A protein‐directed riboswitch modulates translational repression of VEGF in response to hypoxia

Riboswitches are found in bacteria, but similar switching mechanisms are rare in eukaryotic cells. We have shown vascular endothelial growth factor‐A (VEGF), a potent angiogenic factor produced by macrophages, is translationally silenced by the IFN‐gamma‐activated inhibitor of translation (GAIT) pathway. Translation is repressed by binding of the GAIT complex to a structural RNA element (GAIT element) in the 3′UTR. Remarkably, cell exposure to hypoxia specifically abrogates GAIT‐mediated translational repression of VEGF mRNA. The GAIT element is within the previously identified hypoxia stability region (HSR) in the VEGF 3′UTR which binds heterogenous nuclear ribonucleoprotein L (hnRNP L) during hypoxia and stabilizes the mRNA. RNA secondary structure prediction indicates the HSR might exist as two alternative conformers, only one of which permits formation of the GAIT structural element.
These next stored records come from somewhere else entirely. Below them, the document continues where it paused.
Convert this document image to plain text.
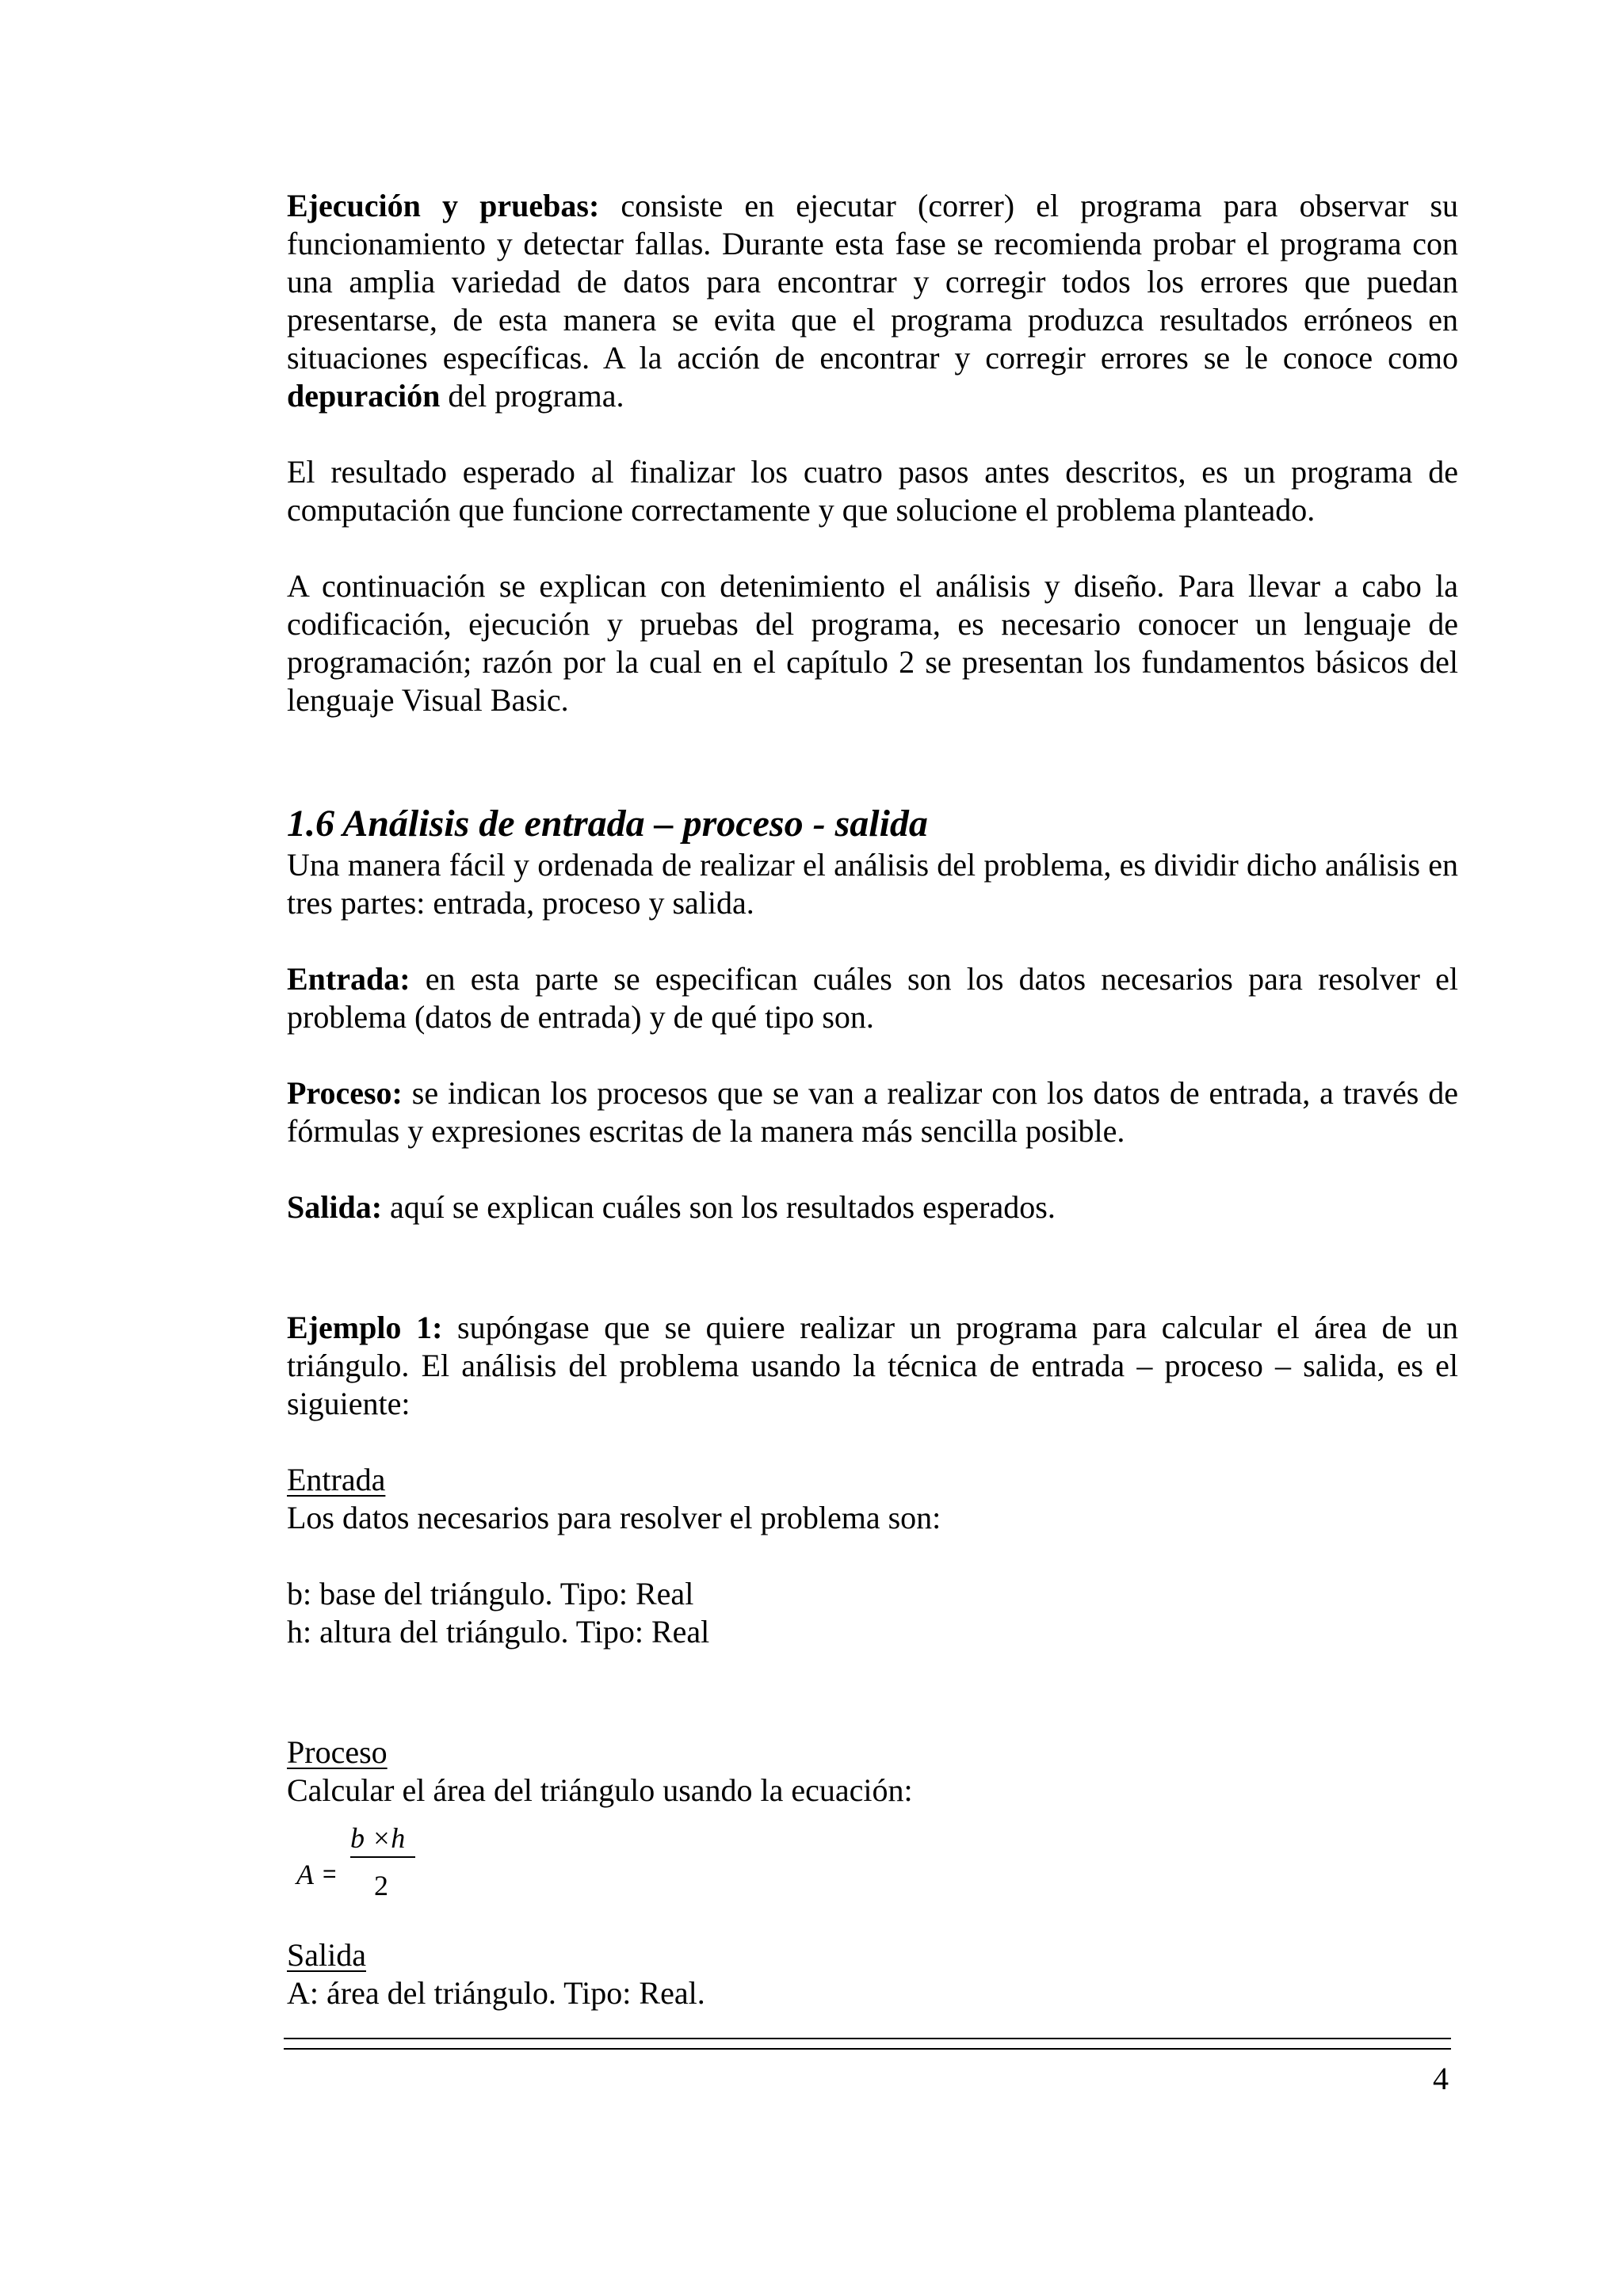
Ejecución y pruebas: consiste en ejecutar (correr) el programa para observar su funcionamiento y detectar fallas. Durante esta fase se recomienda probar el programa con una amplia variedad de datos para encontrar y corregir todos los errores que puedan presentarse, de esta manera se evita que el programa produzca resultados erróneos en situaciones específicas. A la acción de encontrar y corregir errores se le conoce como depuración del programa.

El resultado esperado al finalizar los cuatro pasos antes descritos, es un programa de computación que funcione correctamente y que solucione el problema planteado.

A continuación se explican con detenimiento el análisis y diseño. Para llevar a cabo la codificación, ejecución y pruebas del programa, es necesario conocer un lenguaje de programación; razón por la cual en el capítulo 2 se presentan los fundamentos básicos del lenguaje Visual Basic.

1.6 Análisis de entrada – proceso - salida

Una manera fácil y ordenada de realizar el análisis del problema, es dividir dicho análisis en tres partes: entrada, proceso y salida.

Entrada: en esta parte se especifican cuáles son los datos necesarios para resolver el problema (datos de entrada) y de qué tipo son.

Proceso: se indican los procesos que se van a realizar con los datos de entrada, a través de fórmulas y expresiones escritas de la manera más sencilla posible.

Salida: aquí se explican cuáles son los resultados esperados.

Ejemplo 1: supóngase que se quiere realizar un programa para calcular el área de un triángulo. El análisis del problema usando la técnica de entrada – proceso – salida, es el siguiente:

Entrada

Los datos necesarios para resolver el problema son:

b: base del triángulo. Tipo: Real

h: altura del triángulo. Tipo: Real

Proceso

Calcular el área del triángulo usando la ecuación:

A =
b ×h
2

Salida

A: área del triángulo. Tipo: Real.

4
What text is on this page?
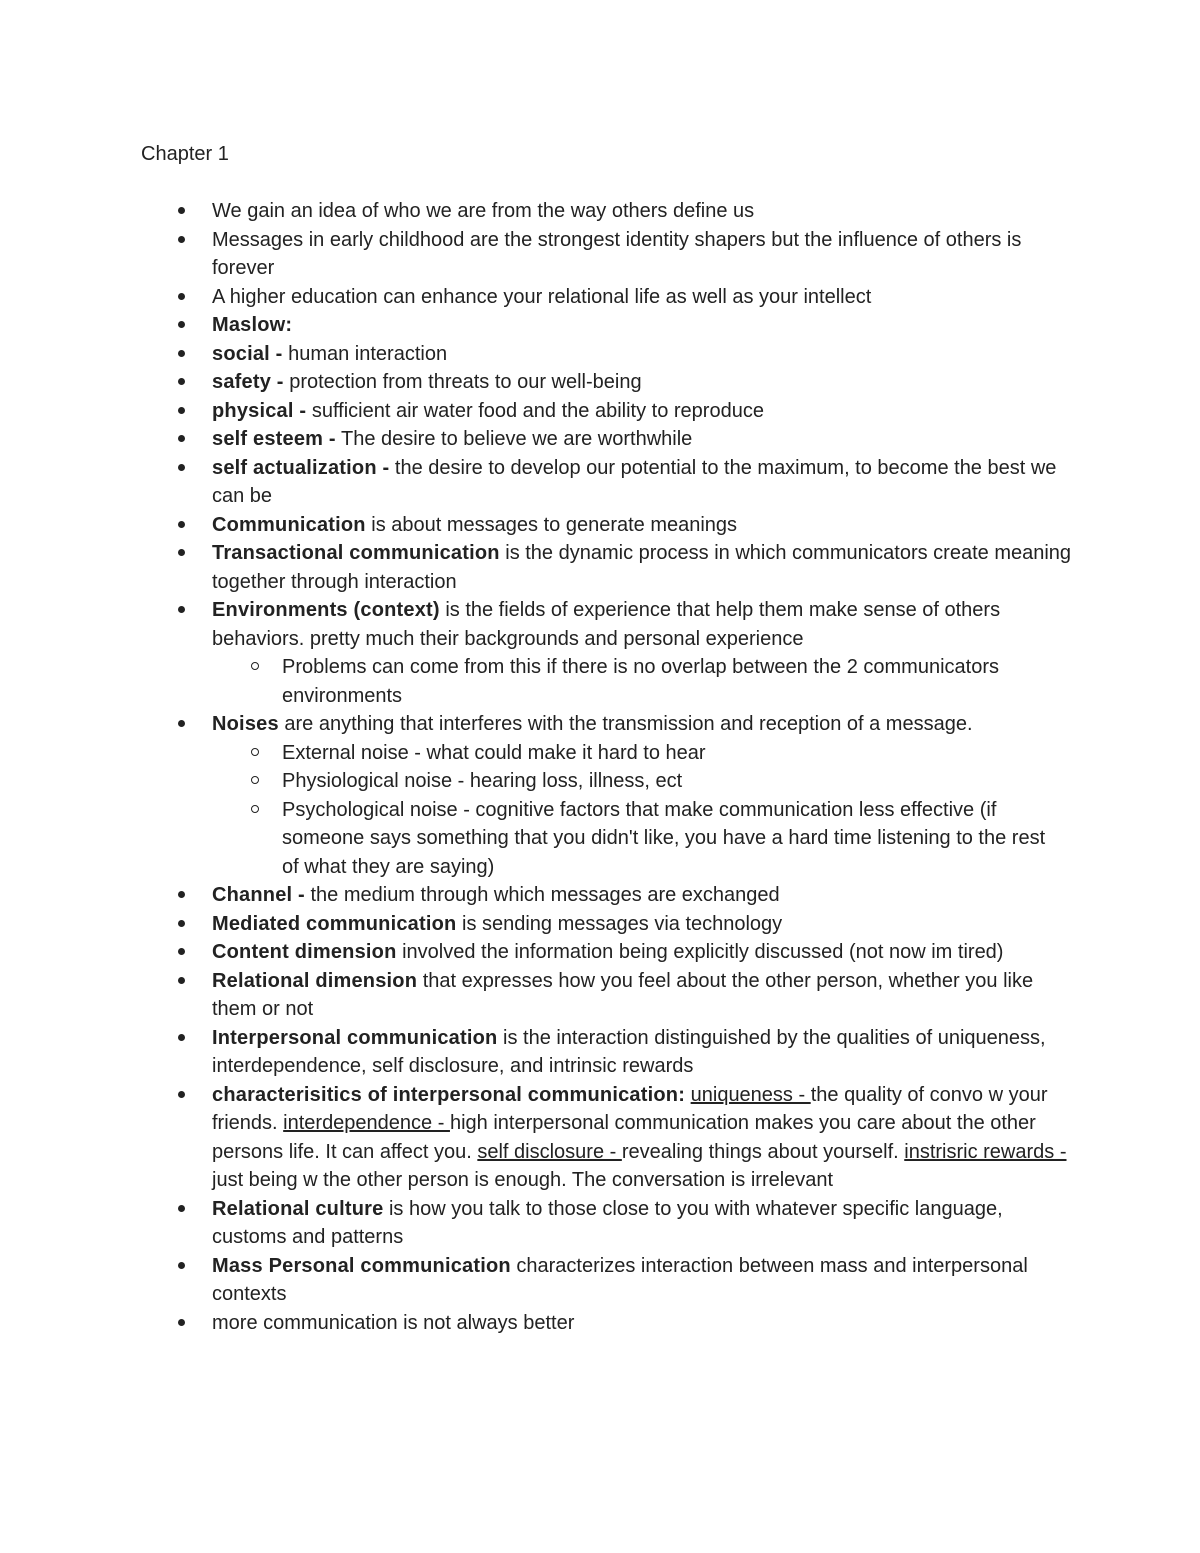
Chapter 1
We gain an idea of who we are from the way others define us
Messages in early childhood are the strongest identity shapers but the influence of others is forever
A higher education can enhance your relational life as well as your intellect
Maslow:
social - human interaction
safety - protection from threats to our well-being
physical - sufficient air water food and the ability to reproduce
self esteem - The desire to believe we are worthwhile
self actualization - the desire to develop our potential to the maximum, to become the best we can be
Communication is about messages to generate meanings
Transactional communication is the dynamic process in which communicators create meaning together through interaction
Environments (context) is the fields of experience that help them make sense of others behaviors. pretty much their backgrounds and personal experience
Problems can come from this if there is no overlap between the 2 communicators environments
Noises are anything that interferes with the transmission and reception of a message.
External noise - what could make it hard to hear
Physiological noise - hearing loss, illness, ect
Psychological noise - cognitive factors that make communication less effective (if someone says something that you didn't like, you have a hard time listening to the rest of what they are saying)
Channel - the medium through which messages are exchanged
Mediated communication is sending messages via technology
Content dimension involved the information being explicitly discussed (not now im tired)
Relational dimension that expresses how you feel about the other person, whether you like them or not
Interpersonal communication is the interaction distinguished by the qualities of uniqueness, interdependence, self disclosure, and intrinsic rewards
characterisitics of interpersonal communication: uniqueness - the quality of convo w your friends. interdependence - high interpersonal communication makes you care about the other persons life. It can affect you. self disclosure - revealing things about yourself. instrisric rewards - just being w the other person is enough. The conversation is irrelevant
Relational culture is how you talk to those close to you with whatever specific language, customs and patterns
Mass Personal communication characterizes interaction between mass and interpersonal contexts
more communication is not always better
We show binding of hnRNP L switches the HSR to the translation‐permissive conformer that does not bind the GAIT complex, and permits translation of VEGF mRNA even in the presence of IFN‐gamma. During normoxia, IFN reduces the level of hnRNP L, permitting the HSR to switch to the translation‐repressive conformer that allows GAIT complex binding. Our results describe a unique hypoxia‐responsive, protein‐directed riboswitch that regulates macrophage VEGF expression. Supported by NIH grants P01 HL29582 and P01 HL76491.